The pressure has only continued to grow on Reeves as the pound sterling fell another 0.5% to 1.214 US dollars on Monday, having last week hit its lowest level against the dollar since November 2023.

And UK Government bonds – also known as gilts – continued to see 10-year yields hit fresh highs not seen since 2008, up six basis points at 4.9%.

The yield on 30-year gilts also hit new 27-year highs, up five basis points at 5.5%. Yields move inversely to bond prices.

Reeves is facing pressure due to the resultant surge in the cost of servicing government debt, which puts her own fiscal rules in danger of being broken.

The Telegraph reported that a letter from the Chancellor’s office at No 11 Downing Street had ordered Cabinet ministers to be “ruthless” with spending cuts, admitting that “difficult” decisions would have to be made.

Chancellor Rachel Reeves is coming under fire for failing to deliver growth (Image: Dan Kitwood/PA Wire) On Monday, the Prime Minister defended Reeves and a “ruthless” approach to spending – but declined to explicitly say she would still be in post by the next General Election.

Answering questions following a speech on AI in London, he said: “We’re going to stick to the fiscal rules. That is a very important thing that we’ve said throughout.

“We set out those fiscal rules very early on in the day because we knew that the missing ingredient in recent years has been economic stability, we’re determined to bring about that economic stability, and that’s why the fiscal rules are absolutely central to what we do.”

He said changes to planning rules, the industrial strategy, and embracing artificial intelligence would fuel growth.

“That is why I’m confident in our mission for growth and I’m confident, completely confident in my team.”

But, he added: “We never pretended, nor would anybody sensibly argue, that after 14 years of failure, you can turn around our economy and our public services before Christmas.

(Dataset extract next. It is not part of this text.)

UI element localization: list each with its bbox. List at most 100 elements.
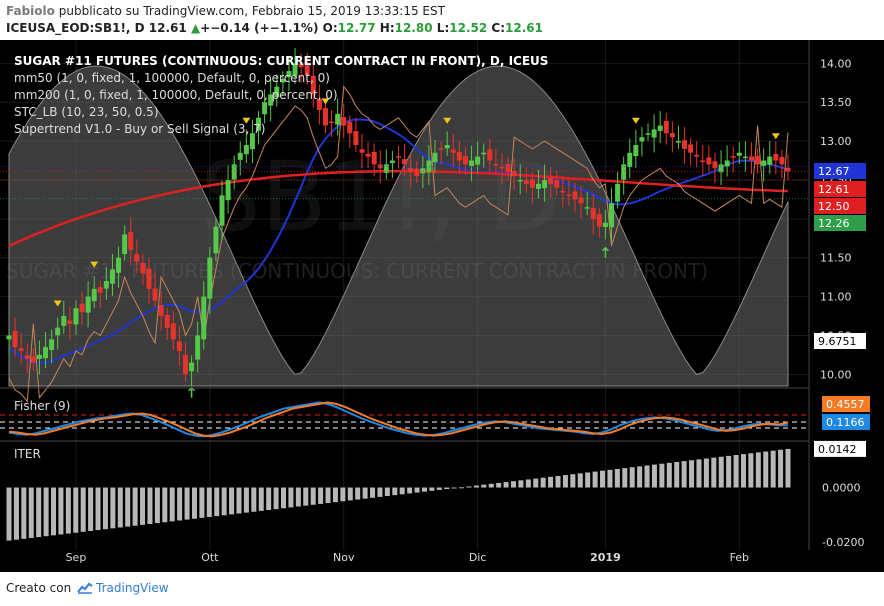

“Before the election, I said it’s not going to be possible to do this in six months. It’s going to take time.”

An increasingly desperate Labour have in recent weeks asked Government watchdogs such as Ofgem to come forward with ideas to drive economic growth.

Sharing a Guardian story about Reeves considering "steeper cuts to public services to repair government finances", SNP Cabinet Secretary Shirley-Anne Somerville shared an increasingly infamous clip of Scottish Labour leader Anas Sarwar.

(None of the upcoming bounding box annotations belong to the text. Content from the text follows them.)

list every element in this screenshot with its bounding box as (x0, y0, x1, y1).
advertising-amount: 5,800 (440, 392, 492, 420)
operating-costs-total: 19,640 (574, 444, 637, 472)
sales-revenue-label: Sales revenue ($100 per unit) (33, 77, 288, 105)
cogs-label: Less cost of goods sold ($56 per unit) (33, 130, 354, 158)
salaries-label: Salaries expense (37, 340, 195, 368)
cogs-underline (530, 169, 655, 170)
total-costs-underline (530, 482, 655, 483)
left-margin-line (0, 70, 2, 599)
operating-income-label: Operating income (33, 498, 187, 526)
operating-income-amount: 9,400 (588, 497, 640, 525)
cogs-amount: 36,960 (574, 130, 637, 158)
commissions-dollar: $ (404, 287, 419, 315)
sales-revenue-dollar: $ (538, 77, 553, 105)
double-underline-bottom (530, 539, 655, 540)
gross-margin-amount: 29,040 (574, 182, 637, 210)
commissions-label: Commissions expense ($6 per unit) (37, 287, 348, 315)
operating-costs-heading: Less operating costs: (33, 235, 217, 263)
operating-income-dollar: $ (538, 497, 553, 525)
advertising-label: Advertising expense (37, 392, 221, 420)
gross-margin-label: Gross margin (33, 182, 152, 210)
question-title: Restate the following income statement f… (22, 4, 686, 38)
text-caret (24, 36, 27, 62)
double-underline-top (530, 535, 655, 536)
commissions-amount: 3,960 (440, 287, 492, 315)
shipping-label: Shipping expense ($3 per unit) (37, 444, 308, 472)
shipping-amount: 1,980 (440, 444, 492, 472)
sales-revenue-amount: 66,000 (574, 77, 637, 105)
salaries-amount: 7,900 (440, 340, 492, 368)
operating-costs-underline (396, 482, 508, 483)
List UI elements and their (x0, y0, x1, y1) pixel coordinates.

"Read my lips: no austerity under Labour," the MSP said ahead of the General Election.

Elsewhere, Starmer’s claim that Labour will bring “stability” to the economy comes despite a pledge on Monday to fund a new supercomputer in the UK – just months after pulling funding from a supercomputer project in Edinburgh.

SNP MSP David Torrance told The National: “Just a few months after coming into office and promising to deliver growth, the UK Labour Government has pulled the plug from the ground-breaking £800m supercomputer project at Edinburgh University, undermining Scotland’s world-leading data, AI, and tech sector.

“Deciding now to develop this technology elsewhere would be another betrayal from this UK Labour Government towards Scotland.”

Reeves was criticised for flying out to China while the financial troubles continued. The Labour Government insisted she had done so to secure “the benefits of agreements worth £600 million to the British economy”.

Asked by BBC Breakfast if the Chancellor was right to make the journey, Cabinet Office minister Pat McFadden said on Monday that she “definitely” was.

“I think the people saying she shouldn’t have gone are wrong and making a bad mistake,” he said.

“It is absolutely right for the Chancellor of the Exchequer, for the chief economic voice in the United Kingdom, to go and to beat the drum for British business and for investment in the United Kingdom.

“It was in the national interest that the Chancellor went to China, and that is why it is absolutely right that she went.”